I found an entirely new (to me) kind of Chinese living in Hong Kong. The Cantonese who make up the bulk of the population have stubbornly resisted change, and in Hong Kong you will find many old customs and traditions flourishing in a lively manner which you can’t find anywhere else in China. Perhaps this is because the rest of China has been exposed to the progressive influence of the Chiangs and their sort; I don’t know. The streets of the city were always full of long funeral processions, gay with costumes and discordant with brass bands. There were still brides carried about in sedan chairs, their faces hidden. Now and then I even saw a naked baby with a little lock of hair braided into a queue on the top of his head.

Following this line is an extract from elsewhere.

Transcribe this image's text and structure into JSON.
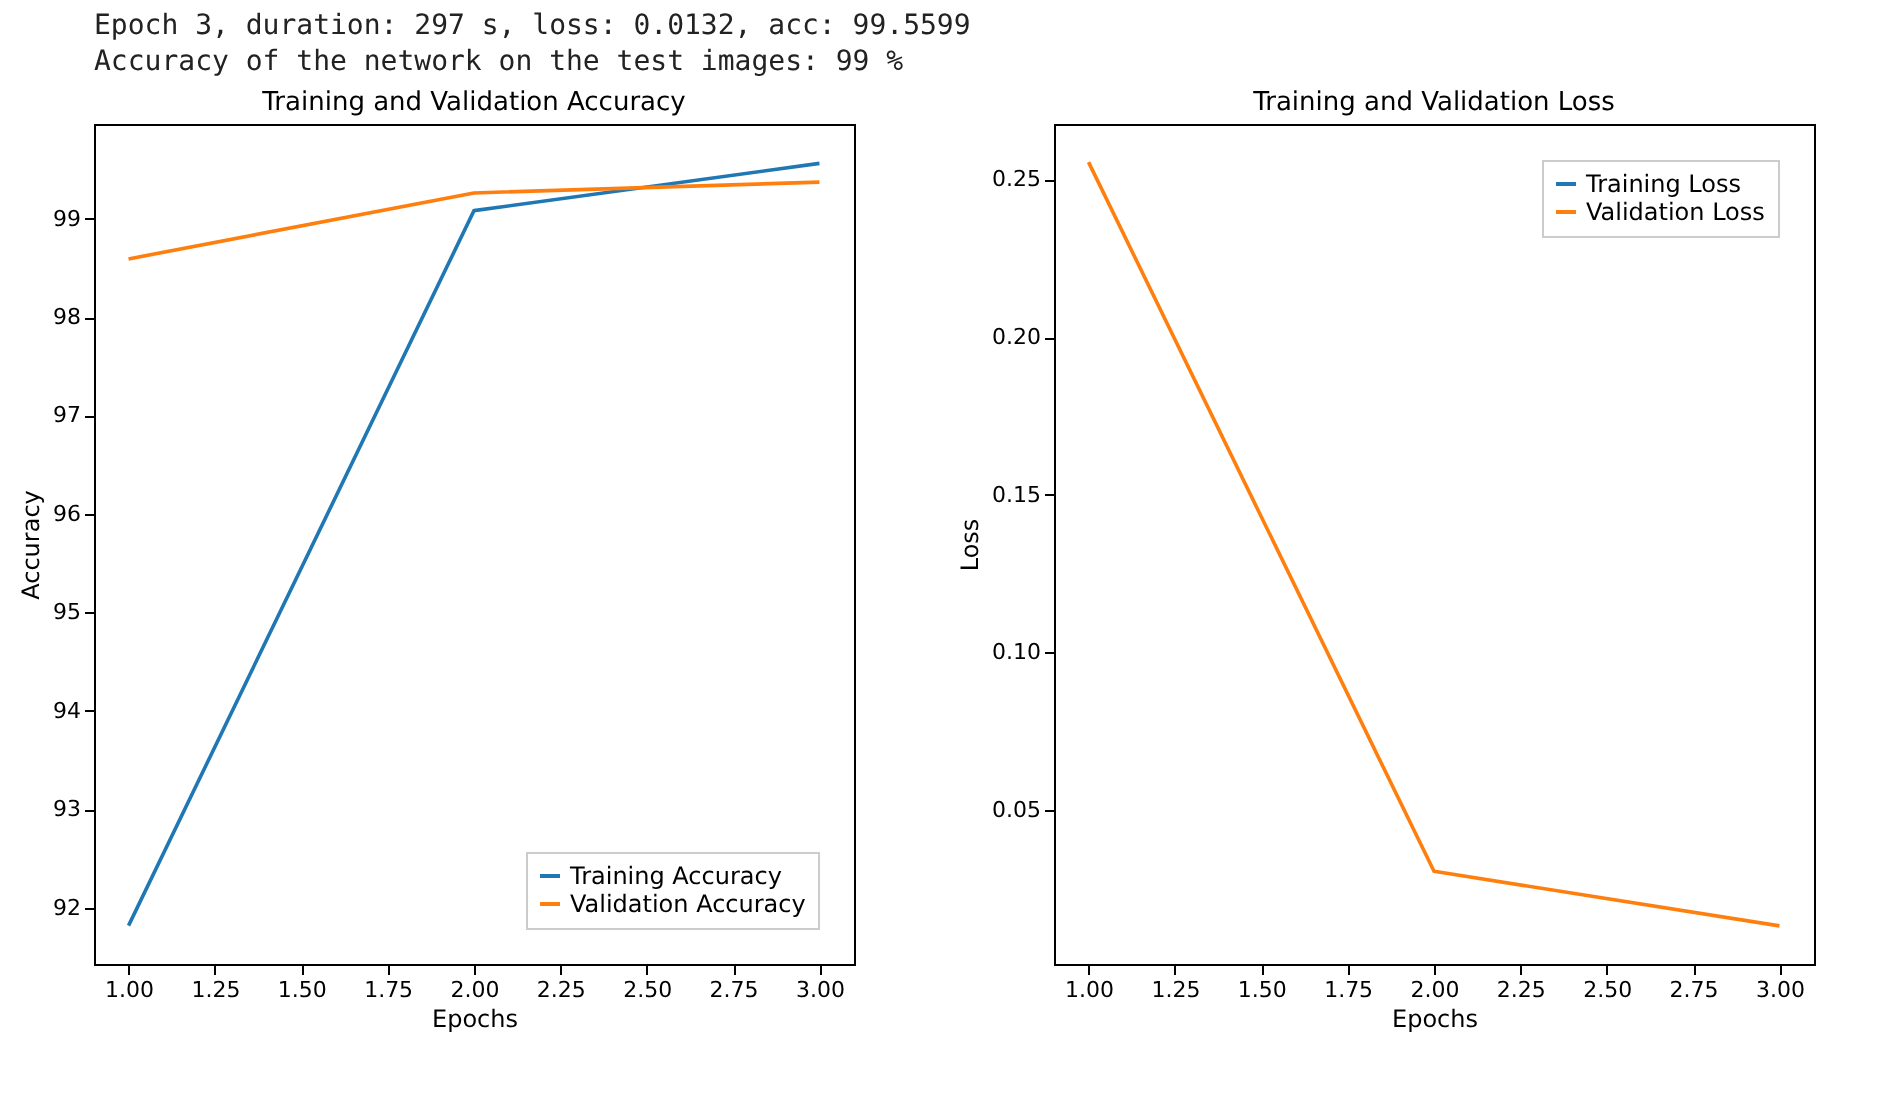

We went out a lot with the gayer young British people, or with French or Dutch residents. (Charles’s gift for languages made him an unofficial expert on all “foreigners.” Most of the other Army people were simply terrified of them.) The general hated entertaining, so he left all that to Charles. This let us in for a lot of big cocktail parties in the Hongkong Hotel. It was much the existence I would have been leading in London, save for the fact that with a few exceptions the people we saw were not as amusing as those I could have dug up elsewhere. I didn’t mind it as much as I would have under different circumstances. I enjoyed it. But after a few months I was homesick anyway, for China.